# 1995 Yam 90 2 stroke???



## sfsurfr (Mar 16, 2009)

About how much would a 1995 yamaha 2 stroke electric, start, remote steering outboard cost in todays market. There is one with 630 hrs, 120-125 compression in all cylinders and it needs seals in the trim unit that runs but the owner wants 2k for it. I checked on NADA boats and it came up around 1200 bucks. I know NADA can be unrealistic but I am curious as to what this motor is actually worth.


----------



## noeettica (Sep 23, 2007)

well sir you have a problem! There are virtually None of those motors on E-Bay and you are smack in the middle of Boating Season !

If you want it to keep that is not a bad deal If you think you will "flip" it you are probably mistaken 


All that being said if you wait until the end of boating season You may find a Motor for about that price with lower hours or newer but NOT right now ...

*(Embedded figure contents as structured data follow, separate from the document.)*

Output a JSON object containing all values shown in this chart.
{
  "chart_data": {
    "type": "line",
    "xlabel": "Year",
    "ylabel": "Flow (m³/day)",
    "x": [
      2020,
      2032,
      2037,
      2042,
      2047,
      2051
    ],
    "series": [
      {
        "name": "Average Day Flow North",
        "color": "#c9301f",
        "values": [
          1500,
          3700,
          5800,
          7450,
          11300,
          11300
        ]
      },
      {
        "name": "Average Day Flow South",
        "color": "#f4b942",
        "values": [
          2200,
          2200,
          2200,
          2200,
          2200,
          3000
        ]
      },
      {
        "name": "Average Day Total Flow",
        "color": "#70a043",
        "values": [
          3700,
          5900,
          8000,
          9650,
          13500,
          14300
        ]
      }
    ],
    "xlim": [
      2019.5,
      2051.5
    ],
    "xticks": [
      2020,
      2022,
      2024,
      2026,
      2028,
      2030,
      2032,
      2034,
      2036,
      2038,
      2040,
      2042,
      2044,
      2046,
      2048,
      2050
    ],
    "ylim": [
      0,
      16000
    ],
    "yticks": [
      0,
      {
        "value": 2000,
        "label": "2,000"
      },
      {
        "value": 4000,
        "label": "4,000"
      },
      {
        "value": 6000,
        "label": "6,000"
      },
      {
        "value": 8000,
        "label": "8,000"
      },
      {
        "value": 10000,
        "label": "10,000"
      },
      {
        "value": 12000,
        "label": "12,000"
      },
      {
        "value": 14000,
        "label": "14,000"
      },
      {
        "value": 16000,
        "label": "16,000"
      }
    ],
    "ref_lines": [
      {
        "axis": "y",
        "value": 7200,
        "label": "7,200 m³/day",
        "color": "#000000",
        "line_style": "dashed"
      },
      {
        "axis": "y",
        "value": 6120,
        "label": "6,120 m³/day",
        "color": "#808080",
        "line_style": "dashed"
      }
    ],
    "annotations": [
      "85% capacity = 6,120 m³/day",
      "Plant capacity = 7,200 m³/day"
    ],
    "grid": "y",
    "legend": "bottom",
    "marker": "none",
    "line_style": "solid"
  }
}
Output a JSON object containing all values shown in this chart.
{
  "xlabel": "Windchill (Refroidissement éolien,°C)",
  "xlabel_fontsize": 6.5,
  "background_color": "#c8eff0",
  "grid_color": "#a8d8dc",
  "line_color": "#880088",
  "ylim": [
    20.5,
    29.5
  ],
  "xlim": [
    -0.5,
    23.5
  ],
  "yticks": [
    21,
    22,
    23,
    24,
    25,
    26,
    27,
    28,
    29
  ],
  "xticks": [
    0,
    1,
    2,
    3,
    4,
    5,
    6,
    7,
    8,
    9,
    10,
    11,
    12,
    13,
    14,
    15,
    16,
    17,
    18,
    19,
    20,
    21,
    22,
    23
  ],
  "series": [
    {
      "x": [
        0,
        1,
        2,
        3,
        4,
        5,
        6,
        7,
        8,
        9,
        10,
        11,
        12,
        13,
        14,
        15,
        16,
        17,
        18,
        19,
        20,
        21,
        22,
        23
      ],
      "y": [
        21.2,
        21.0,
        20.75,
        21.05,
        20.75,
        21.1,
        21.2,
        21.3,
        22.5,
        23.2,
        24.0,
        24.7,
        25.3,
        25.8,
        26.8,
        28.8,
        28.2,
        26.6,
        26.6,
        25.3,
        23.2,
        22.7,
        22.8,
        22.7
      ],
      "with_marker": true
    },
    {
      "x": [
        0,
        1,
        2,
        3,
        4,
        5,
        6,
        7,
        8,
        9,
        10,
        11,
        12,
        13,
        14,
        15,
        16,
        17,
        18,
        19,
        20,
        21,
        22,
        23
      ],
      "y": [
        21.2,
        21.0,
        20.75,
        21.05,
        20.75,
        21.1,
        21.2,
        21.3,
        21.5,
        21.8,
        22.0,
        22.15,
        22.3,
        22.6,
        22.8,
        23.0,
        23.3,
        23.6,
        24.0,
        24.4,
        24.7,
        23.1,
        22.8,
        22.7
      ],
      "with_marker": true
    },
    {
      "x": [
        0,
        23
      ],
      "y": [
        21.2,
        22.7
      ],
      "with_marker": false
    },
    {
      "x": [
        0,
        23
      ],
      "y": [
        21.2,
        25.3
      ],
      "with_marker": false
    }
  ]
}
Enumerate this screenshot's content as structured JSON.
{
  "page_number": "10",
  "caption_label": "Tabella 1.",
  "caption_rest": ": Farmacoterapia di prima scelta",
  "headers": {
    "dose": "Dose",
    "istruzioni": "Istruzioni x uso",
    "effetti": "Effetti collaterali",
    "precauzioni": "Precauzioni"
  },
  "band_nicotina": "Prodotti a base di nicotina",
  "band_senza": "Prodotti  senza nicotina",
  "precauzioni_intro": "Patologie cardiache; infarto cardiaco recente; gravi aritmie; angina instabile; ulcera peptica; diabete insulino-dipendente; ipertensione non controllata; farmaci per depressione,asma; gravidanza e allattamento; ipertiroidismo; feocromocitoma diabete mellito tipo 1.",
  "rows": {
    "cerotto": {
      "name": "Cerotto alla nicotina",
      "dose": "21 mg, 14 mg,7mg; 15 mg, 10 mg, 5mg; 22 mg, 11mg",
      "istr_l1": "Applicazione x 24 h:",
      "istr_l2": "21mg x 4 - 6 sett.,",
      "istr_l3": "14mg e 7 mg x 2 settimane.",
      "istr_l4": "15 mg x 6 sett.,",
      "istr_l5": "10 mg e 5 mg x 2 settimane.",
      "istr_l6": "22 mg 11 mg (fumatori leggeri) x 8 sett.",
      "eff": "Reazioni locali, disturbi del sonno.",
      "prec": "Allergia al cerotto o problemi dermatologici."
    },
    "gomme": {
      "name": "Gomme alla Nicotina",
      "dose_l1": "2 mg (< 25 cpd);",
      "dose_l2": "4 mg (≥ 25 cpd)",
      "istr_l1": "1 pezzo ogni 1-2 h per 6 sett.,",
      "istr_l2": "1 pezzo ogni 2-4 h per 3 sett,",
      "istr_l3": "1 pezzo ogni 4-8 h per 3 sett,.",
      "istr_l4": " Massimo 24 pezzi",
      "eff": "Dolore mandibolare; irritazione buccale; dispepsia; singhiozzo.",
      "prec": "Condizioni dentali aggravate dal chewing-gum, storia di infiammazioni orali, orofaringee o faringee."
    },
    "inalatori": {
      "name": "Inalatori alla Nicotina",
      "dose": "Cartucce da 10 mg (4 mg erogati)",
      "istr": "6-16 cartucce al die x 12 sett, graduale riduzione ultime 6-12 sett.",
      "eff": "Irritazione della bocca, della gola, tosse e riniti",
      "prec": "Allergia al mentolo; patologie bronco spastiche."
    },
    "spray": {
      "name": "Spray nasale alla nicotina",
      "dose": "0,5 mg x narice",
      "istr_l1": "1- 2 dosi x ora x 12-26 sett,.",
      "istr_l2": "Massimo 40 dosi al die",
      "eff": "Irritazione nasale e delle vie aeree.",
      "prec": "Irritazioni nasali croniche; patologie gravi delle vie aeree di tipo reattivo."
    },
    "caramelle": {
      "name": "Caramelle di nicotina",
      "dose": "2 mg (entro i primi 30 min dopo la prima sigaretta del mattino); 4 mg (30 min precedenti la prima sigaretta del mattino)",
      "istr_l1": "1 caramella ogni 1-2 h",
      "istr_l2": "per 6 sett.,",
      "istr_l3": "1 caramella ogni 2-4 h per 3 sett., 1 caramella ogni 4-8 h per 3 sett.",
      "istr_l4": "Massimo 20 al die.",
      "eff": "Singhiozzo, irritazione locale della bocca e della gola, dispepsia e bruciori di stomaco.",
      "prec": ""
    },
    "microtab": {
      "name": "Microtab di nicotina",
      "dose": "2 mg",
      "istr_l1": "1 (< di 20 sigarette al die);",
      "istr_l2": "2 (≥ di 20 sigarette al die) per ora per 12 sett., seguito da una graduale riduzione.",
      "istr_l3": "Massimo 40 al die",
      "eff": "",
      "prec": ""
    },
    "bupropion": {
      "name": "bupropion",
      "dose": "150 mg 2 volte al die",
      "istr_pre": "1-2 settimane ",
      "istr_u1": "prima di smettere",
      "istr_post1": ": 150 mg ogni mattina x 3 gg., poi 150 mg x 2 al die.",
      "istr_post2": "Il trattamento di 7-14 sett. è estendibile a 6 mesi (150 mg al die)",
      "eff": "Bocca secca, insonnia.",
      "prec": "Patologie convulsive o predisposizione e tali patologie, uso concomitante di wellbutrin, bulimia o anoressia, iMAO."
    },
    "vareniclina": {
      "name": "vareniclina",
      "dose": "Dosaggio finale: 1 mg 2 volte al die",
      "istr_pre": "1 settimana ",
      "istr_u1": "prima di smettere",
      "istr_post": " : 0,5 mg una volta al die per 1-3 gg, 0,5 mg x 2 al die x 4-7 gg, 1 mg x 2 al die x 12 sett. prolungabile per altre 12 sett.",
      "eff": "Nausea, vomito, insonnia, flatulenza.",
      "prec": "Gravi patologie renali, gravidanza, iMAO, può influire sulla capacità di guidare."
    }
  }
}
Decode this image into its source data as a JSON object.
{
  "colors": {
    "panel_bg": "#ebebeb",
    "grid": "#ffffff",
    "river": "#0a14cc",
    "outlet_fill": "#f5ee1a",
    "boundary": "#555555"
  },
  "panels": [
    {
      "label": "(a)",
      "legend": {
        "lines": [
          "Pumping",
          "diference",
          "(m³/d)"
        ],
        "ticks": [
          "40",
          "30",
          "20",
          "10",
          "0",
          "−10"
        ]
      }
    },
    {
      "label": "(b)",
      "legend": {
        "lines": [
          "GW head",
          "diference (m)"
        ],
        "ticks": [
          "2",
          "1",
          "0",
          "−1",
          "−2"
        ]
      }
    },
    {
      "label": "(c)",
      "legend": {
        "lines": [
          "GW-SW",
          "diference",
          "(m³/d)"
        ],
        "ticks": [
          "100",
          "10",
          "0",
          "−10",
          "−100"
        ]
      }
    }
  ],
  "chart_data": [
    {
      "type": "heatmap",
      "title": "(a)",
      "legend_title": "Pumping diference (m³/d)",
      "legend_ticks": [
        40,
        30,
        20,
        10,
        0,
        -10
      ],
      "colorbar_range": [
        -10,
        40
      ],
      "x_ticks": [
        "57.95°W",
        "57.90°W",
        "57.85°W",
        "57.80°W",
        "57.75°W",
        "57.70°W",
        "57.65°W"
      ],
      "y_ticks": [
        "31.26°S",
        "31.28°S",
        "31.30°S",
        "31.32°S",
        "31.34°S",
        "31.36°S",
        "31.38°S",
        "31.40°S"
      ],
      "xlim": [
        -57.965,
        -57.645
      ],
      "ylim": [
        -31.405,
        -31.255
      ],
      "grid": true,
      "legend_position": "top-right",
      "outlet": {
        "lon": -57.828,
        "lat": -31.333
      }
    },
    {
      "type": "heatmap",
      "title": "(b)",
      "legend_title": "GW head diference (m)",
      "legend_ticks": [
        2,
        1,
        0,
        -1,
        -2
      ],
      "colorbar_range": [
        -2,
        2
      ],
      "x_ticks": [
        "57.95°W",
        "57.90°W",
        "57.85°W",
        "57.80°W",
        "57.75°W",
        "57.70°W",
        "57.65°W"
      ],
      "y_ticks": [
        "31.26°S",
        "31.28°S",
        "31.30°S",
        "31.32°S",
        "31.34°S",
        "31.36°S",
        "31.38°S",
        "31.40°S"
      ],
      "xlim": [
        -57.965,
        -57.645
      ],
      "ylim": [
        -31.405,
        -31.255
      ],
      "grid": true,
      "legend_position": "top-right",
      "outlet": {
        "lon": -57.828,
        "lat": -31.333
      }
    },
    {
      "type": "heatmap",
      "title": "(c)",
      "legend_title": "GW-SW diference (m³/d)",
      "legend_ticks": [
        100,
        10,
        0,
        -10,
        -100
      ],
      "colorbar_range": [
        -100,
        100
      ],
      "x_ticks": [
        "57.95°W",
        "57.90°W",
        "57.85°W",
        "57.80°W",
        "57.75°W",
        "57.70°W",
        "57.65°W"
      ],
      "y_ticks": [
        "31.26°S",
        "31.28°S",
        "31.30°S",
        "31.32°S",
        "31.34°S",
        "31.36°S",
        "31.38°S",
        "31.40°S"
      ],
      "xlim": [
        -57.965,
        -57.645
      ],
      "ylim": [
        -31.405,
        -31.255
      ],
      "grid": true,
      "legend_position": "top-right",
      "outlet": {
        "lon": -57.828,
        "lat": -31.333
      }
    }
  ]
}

Just called my Dealer there is a 1999 150 Evenrude for about $4000.00 so call around and check ....


Just my .02

Dave


----------



## sfsurfr (Mar 16, 2009)

well it isn't for me so I can't really make the decision if it is worth it or not. That is for my buddy Matt to decide. I am just trying to help out in the search so he doesn't get a motor that he won't be able to use. I agree that 2k is fair if the motor runs well and passes a detailed inspection. It is for his pathfinder 17t so it is kind of experimental. Defintately not trying to flip it though. Thanks for the response. I will report back with more info as I get it.

Dave


----------